Como já foi apresentado nos capítulos anteriores e agora pelos pontos listados pode-se declarar claro que o processo de criminalização e o amontoamento dos presos nas prisões podem ser desfeitos, criando o início da possibilidade de existência do abolicionismo penal, pois, esse tipo de abolicionismo nunca foi posto em prática, somente cogitado.
9 CONCLUSÃO
Pode-se confirmar que seguindo a maneira de lidar com a situação conflitante, tendo por base a pena de prisão, no Brasil não será possível uma redução ou uma melhora da situação carcerária nacional.
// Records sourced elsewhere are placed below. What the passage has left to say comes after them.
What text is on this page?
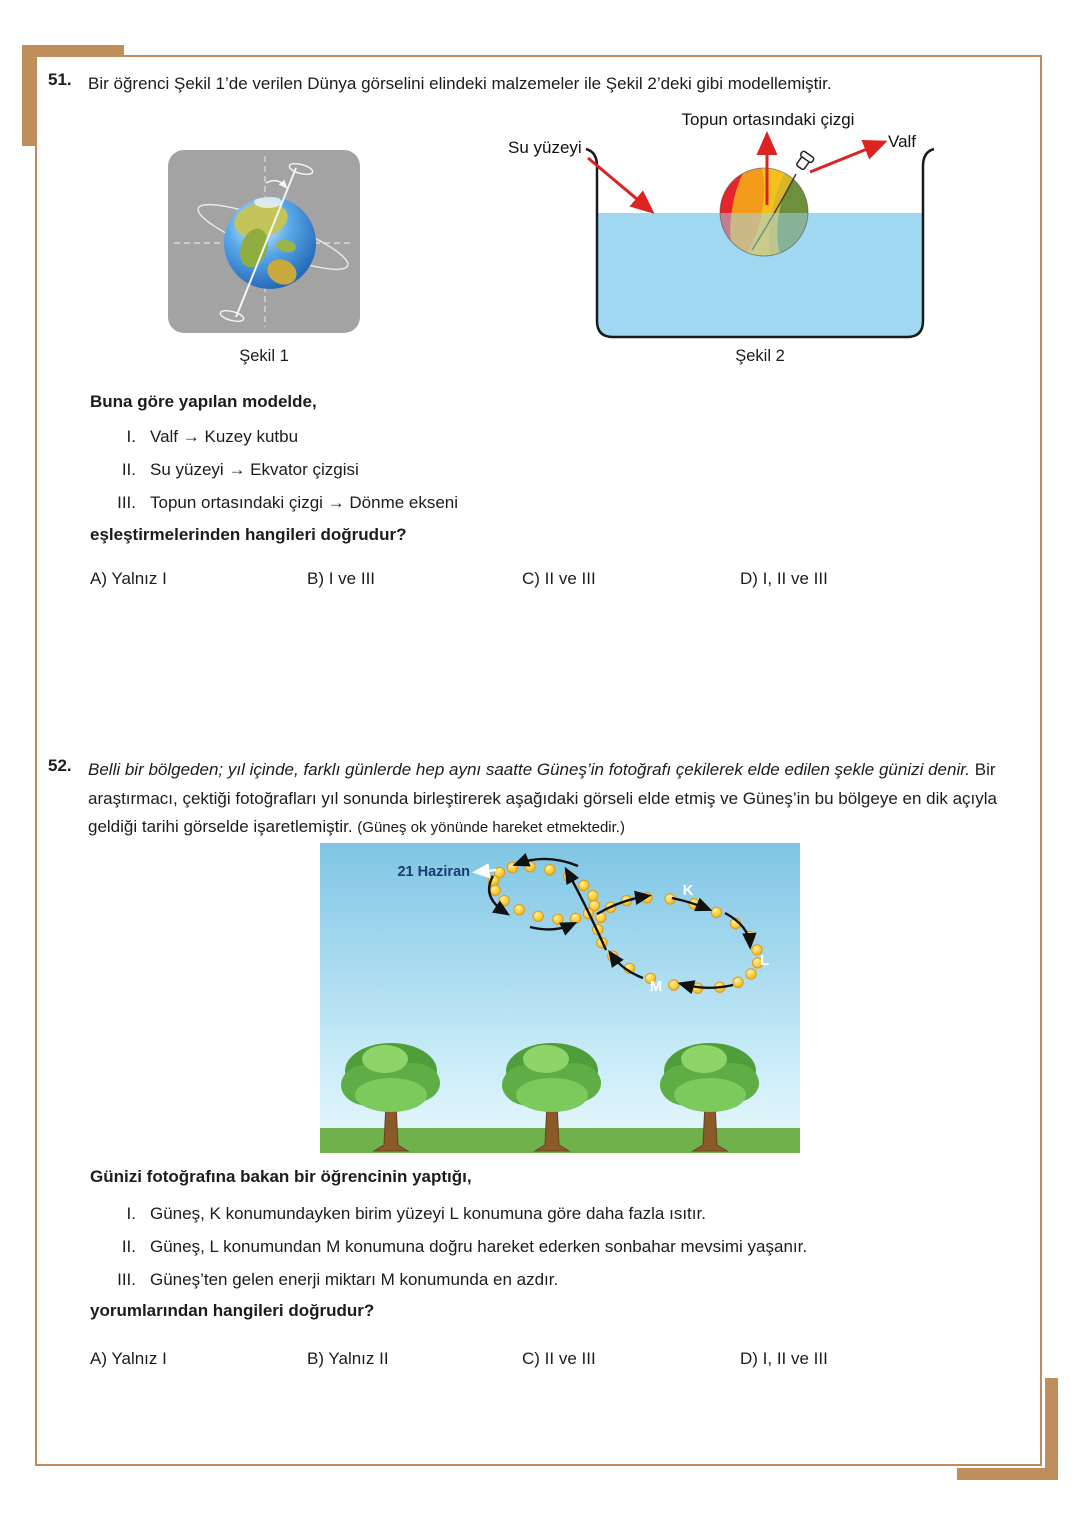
51. Bir öğrenci Şekil 1’de verilen Dünya görselini elindeki malzemeler ile Şekil 2’deki gibi modellemiştir.

Şekil 1
Su yüzeyi
Topun ortasındaki çizgi
Valf
Şekil 2
Buna göre yapılan modelde,
I. Valf → Kuzey kutbu
II. Su yüzeyi → Ekvator çizgisi
III. Topun ortasındaki çizgi → Dönme ekseni
eşleştirmelerinden hangileri doğrudur?
A) Yalnız I	B) I ve III	C) II ve III	D) I, II ve III
52. Belli bir bölgeden; yıl içinde, farklı günlerde hep aynı saatte Güneş’in fotoğrafı çekilerek elde edilen şekle günizi denir. Bir araştırmacı, çektiği fotoğrafları yıl sonunda birleştirerek aşağıdaki görseli elde etmiş ve Güneş’in bu bölgeye en dik açıyla geldiği tarihi görselde işaretlemiştir. (Güneş ok yönünde hareket etmektedir.)

21 Haziran
K
L
M
Günizi fotoğrafına bakan bir öğrencinin yaptığı,
I. Güneş, K konumundayken birim yüzeyi L konumuna göre daha fazla ısıtır.
II. Güneş, L konumundan M konumuna doğru hareket ederken sonbahar mevsimi yaşanır.
III. Güneş’ten gelen enerji miktarı M konumunda en azdır.
yorumlarından hangileri doğrudur?
A) Yalnız I	B) Yalnız II	C) II ve III	D) I, II ve III
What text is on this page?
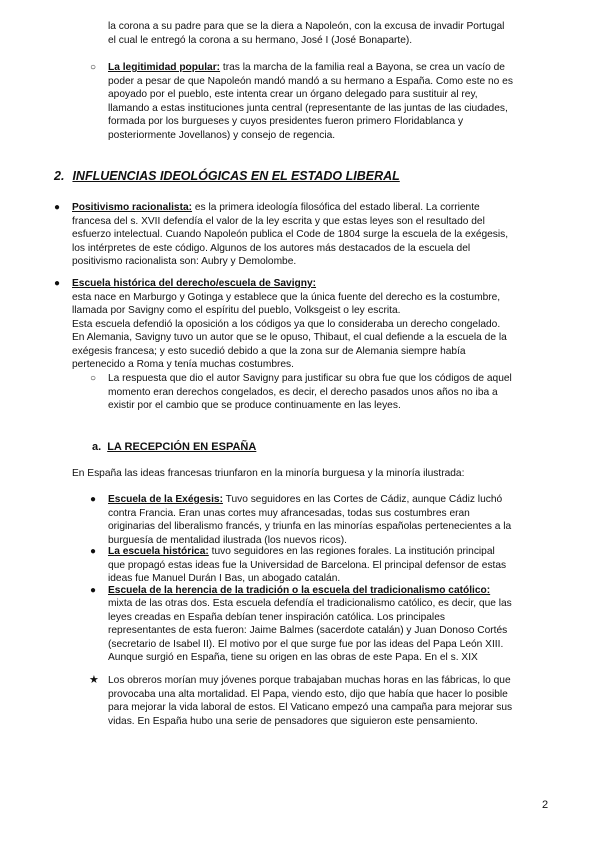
la corona a su padre para que se la diera a Napoleón, con la excusa de invadir Portugal

el cual le entregó la corona a su hermano, José I (José Bonaparte).

○ La legitimidad popular: tras la marcha de la familia real a Bayona, se crea un vacío de

poder a pesar de que Napoleón mandó mandó a su hermano a España. Como este no es

apoyado por el pueblo, este intenta crear un órgano delegado para sustituir al rey,

llamando a estas instituciones junta central (representante de las juntas de las ciudades,

formada por los burgueses y cuyos presidentes fueron primero Floridablanca y

posteriormente Jovellanos) y consejo de regencia.

2. INFLUENCIAS IDEOLÓGICAS EN EL ESTADO LIBERAL
● Positivismo racionalista: es la primera ideología filosófica del estado liberal. La corriente

francesa del s. XVII defendía el valor de la ley escrita y que estas leyes son el resultado del

esfuerzo intelectual. Cuando Napoleón publica el Code de 1804 surge la escuela de la exégesis,

los intérpretes de este código. Algunos de los autores más destacados de la escuela del

positivismo racionalista son: Aubry y Demolombe.

● Escuela histórica del derecho/escuela de Savigny:

esta nace en Marburgo y Gotinga y establece que la única fuente del derecho es la costumbre,

llamada por Savigny como el espíritu del pueblo, Volksgeist o ley escrita.

Esta escuela defendió la oposición a los códigos ya que lo consideraba un derecho congelado.

En Alemania, Savigny tuvo un autor que se le opuso, Thibaut, el cual defiende a la escuela de la

exégesis francesa; y esto sucedió debido a que la zona sur de Alemania siempre había

pertenecido a Roma y tenía muchas costumbres.

○ La respuesta que dio el autor Savigny para justificar su obra fue que los códigos de aquel

momento eran derechos congelados, es decir, el derecho pasados unos años no iba a

existir por el cambio que se produce continuamente en las leyes.

a. LA RECEPCIÓN EN ESPAÑA

En España las ideas francesas triunfaron en la minoría burguesa y la minoría ilustrada:

● Escuela de la Exégesis: Tuvo seguidores en las Cortes de Cádiz, aunque Cádiz luchó

contra Francia. Eran unas cortes muy afrancesadas, todas sus costumbres eran

originarias del liberalismo francés, y triunfa en las minorías españolas pertenecientes a la

burguesía de mentalidad ilustrada (los nuevos ricos).

● La escuela histórica: tuvo seguidores en las regiones forales. La institución principal

que propagó estas ideas fue la Universidad de Barcelona. El principal defensor de estas

ideas fue Manuel Durán I Bas, un abogado catalán.

● Escuela de la herencia de la tradición o la escuela del tradicionalismo católico:

mixta de las otras dos. Esta escuela defendía el tradicionalismo católico, es decir, que las

leyes creadas en España debían tener inspiración católica. Los principales

representantes de esta fueron: Jaime Balmes (sacerdote catalán) y Juan Donoso Cortés

(secretario de Isabel II). El motivo por el que surge fue por las ideas del Papa León XIII.

Aunque surgió en España, tiene su origen en las obras de este Papa. En el s. XIX

★ Los obreros morían muy jóvenes porque trabajaban muchas horas en las fábricas, lo que

provocaba una alta mortalidad. El Papa, viendo esto, dijo que había que hacer lo posible

para mejorar la vida laboral de estos. El Vaticano empezó una campaña para mejorar sus

vidas. En España hubo una serie de pensadores que siguieron este pensamiento.

2
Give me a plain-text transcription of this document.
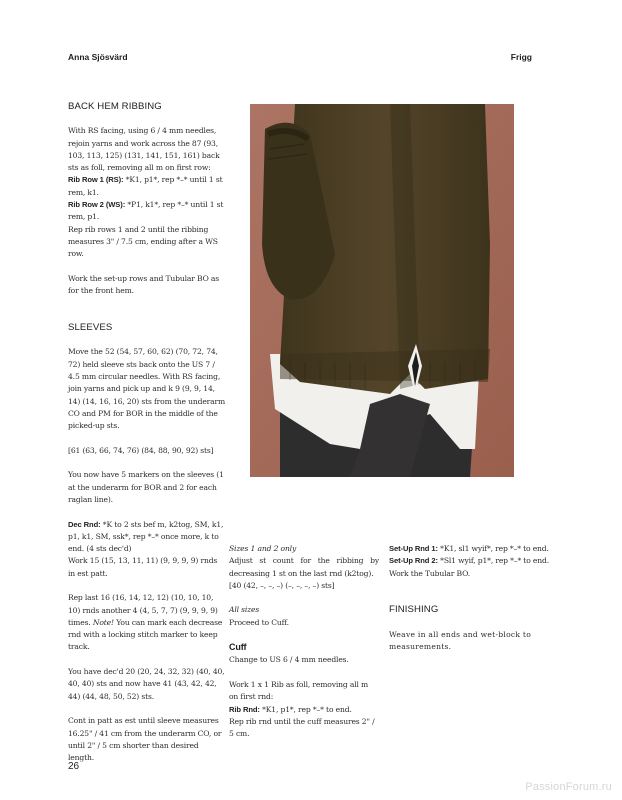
Anna Sjösvärd	Frigg

BACK HEM RIBBING

With RS facing, using 6 / 4 mm needles, rejoin yarns and work across the 87 (93, 103, 113, 125) (131, 141, 151, 161) back sts as foll, removing all m on first row:

Rib Row 1 (RS): *K1, p1*, rep *–* until 1 st rem, k1.

Rib Row 2 (WS): *P1, k1*, rep *–* until 1 st rem, p1.

Rep rib rows 1 and 2 until the ribbing measures 3" / 7.5 cm, ending after a WS row.

Work the set-up rows and Tubular BO as for the front hem.

SLEEVES

Move the 52 (54, 57, 60, 62) (70, 72, 74, 72) held sleeve sts back onto the US 7 / 4.5 mm circular needles. With RS facing, join yarns and pick up and k 9 (9, 9, 14, 14) (14, 16, 16, 20) sts from the underarm CO and PM for BOR in the middle of the picked-up sts.

[61 (63, 66, 74, 76) (84, 88, 90, 92) sts]

You now have 5 markers on the sleeves (1 at the underarm for BOR and 2 for each raglan line).

Dec Rnd: *K to 2 sts bef m, k2tog, SM, k1, p1, k1, SM, ssk*, rep *–* once more, k to end. (4 sts dec'd)

Work 15 (15, 13, 11, 11) (9, 9, 9, 9) rnds in est patt.

Rep last 16 (16, 14, 12, 12) (10, 10, 10, 10) rnds another 4 (4, 5, 7, 7) (9, 9, 9, 9) times. Note! You can mark each decrease rnd with a locking stitch marker to keep track.

You have dec'd 20 (20, 24, 32, 32) (40, 40, 40, 40) sts and now have 41 (43, 42, 42, 44) (44, 48, 50, 52) sts.

Cont in patt as est until sleeve measures 16.25" / 41 cm from the underarm CO, or until 2" / 5 cm shorter than desired length.

Sizes 1 and 2 only

Adjust st count for the ribbing by decreasing 1 st on the last rnd (k2tog).

[40 (42, –, –, –) (–, –, –, –) sts]

All sizes

Proceed to Cuff.

Cuff

Change to US 6 / 4 mm needles.

Work 1 x 1 Rib as foll, removing all m on first rnd:

Rib Rnd: *K1, p1*, rep *–* to end.

Rep rib rnd until the cuff measures 2" / 5 cm.

Set-Up Rnd 1: *K1, sl1 wyif*, rep *–* to end.

Set-Up Rnd 2: *Sl1 wyif, p1*, rep *–* to end.

Work the Tubular BO.

FINISHING

Weave in all ends and wet-block to measurements.

26
PassionForum.ru
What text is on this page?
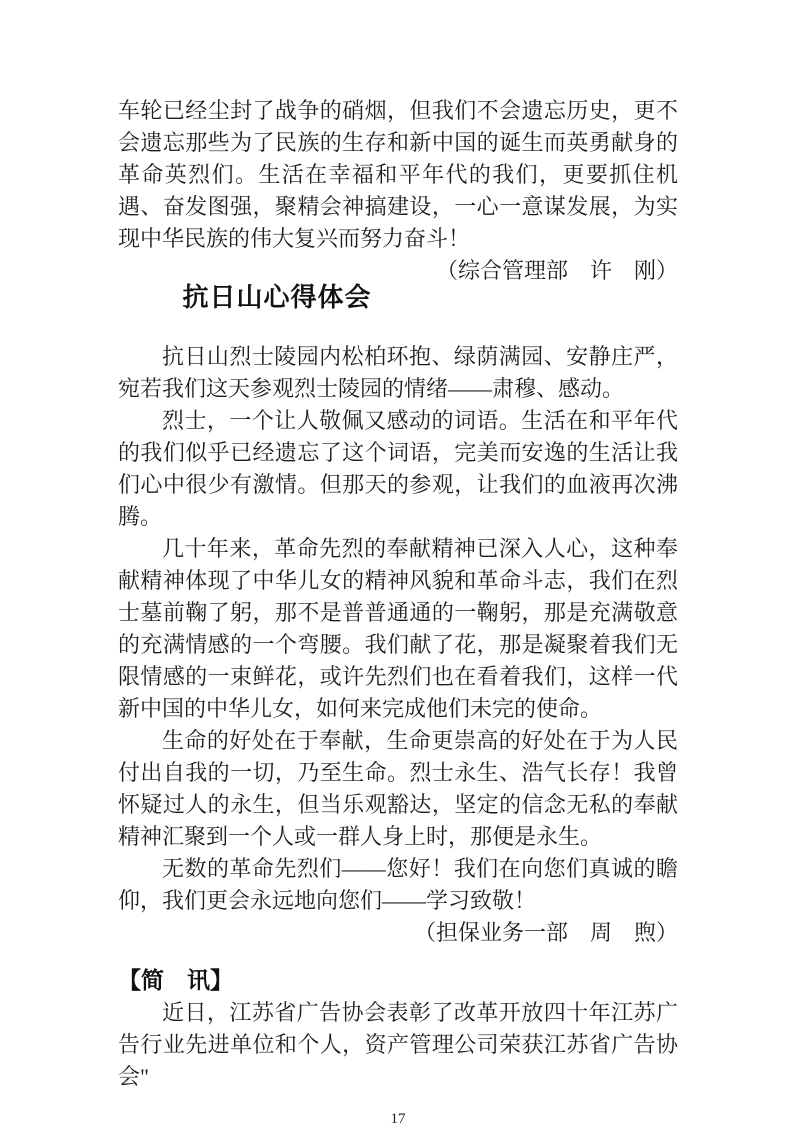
车轮已经尘封了战争的硝烟，但我们不会遗忘历史，更不会遗忘那些为了民族的生存和新中国的诞生而英勇献身的革命英烈们。生活在幸福和平年代的我们，更要抓住机遇、奋发图强，聚精会神搞建设，一心一意谋发展，为实现中华民族的伟大复兴而努力奋斗！
（综合管理部　许　刚）

抗日山心得体会

抗日山烈士陵园内松柏环抱、绿荫满园、安静庄严，宛若我们这天参观烈士陵园的情绪——肃穆、感动。

烈士，一个让人敬佩又感动的词语。生活在和平年代的我们似乎已经遗忘了这个词语，完美而安逸的生活让我们心中很少有激情。但那天的参观，让我们的血液再次沸腾。

几十年来，革命先烈的奉献精神已深入人心，这种奉献精神体现了中华儿女的精神风貌和革命斗志，我们在烈士墓前鞠了躬，那不是普普通通的一鞠躬，那是充满敬意的充满情感的一个弯腰。我们献了花，那是凝聚着我们无限情感的一束鲜花，或许先烈们也在看着我们，这样一代新中国的中华儿女，如何来完成他们未完的使命。

生命的好处在于奉献，生命更崇高的好处在于为人民付出自我的一切，乃至生命。烈士永生、浩气长存！我曾怀疑过人的永生，但当乐观豁达，坚定的信念无私的奉献精神汇聚到一个人或一群人身上时，那便是永生。

无数的革命先烈们——您好！我们在向您们真诚的瞻仰，我们更会永远地向您们——学习致敬！

（担保业务一部　周　煦）
【简　讯】

近日，江苏省广告协会表彰了改革开放四十年江苏广告行业先进单位和个人，资产管理公司荣获江苏省广告协会"

17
Pois, um país, o qual corrobora uma política de aprisionamento em massa, seletividade penal, leis mal elaboradas e um ambiente prisional dotado de estereótipos, notadamente, nunca poderá ter uma evolução social para que ocorra o fechamento de prisões, alto nível de reabilitação, taxas mínimas de crimes e o correto combate à criminalidade.
Por conseguinte, é possível demonstrar que seguindo as alternativas de desencarceramento apresentadas, juntamente com os micropassos estabelecidos, poderá haver uma melhora significativa na situação dos presos em sua forma absoluta (presos provisórios e encarcerados). Desenvolvendo o processo de extinção do cárcere de maneira eficaz, em longo prazo, uma vez que os ideais abolicionistas são, a princípio, inimagináveis, poderá ocorrer a hipótese de implantação do abolicionismo penal no Brasil, sendo assim, há de se chegar a um nível de evolução que fará a mudança da forma penal.
Todos esses movimentos abolicionistas eram considerados impossíveis e inimagináveis, mas todos conseguiram ser aplicados e foram aceitos por grande parte da sociedade. Como era declarada impossível a abolição da escravidão no passado, o abolicionismo penal pode parecer impossível atualmente, mas no futuro poderá ser realidade. Da mesma forma que todas as pessoas que são contrárias a crueldade lutaram, sonharam e impulsionaram os movimentos do passado, com o abolicionismo penal objetiva-se a mesma batalha. Logo, só existem dois lados, ou você é abolicionista, ou é a favor da crueldade.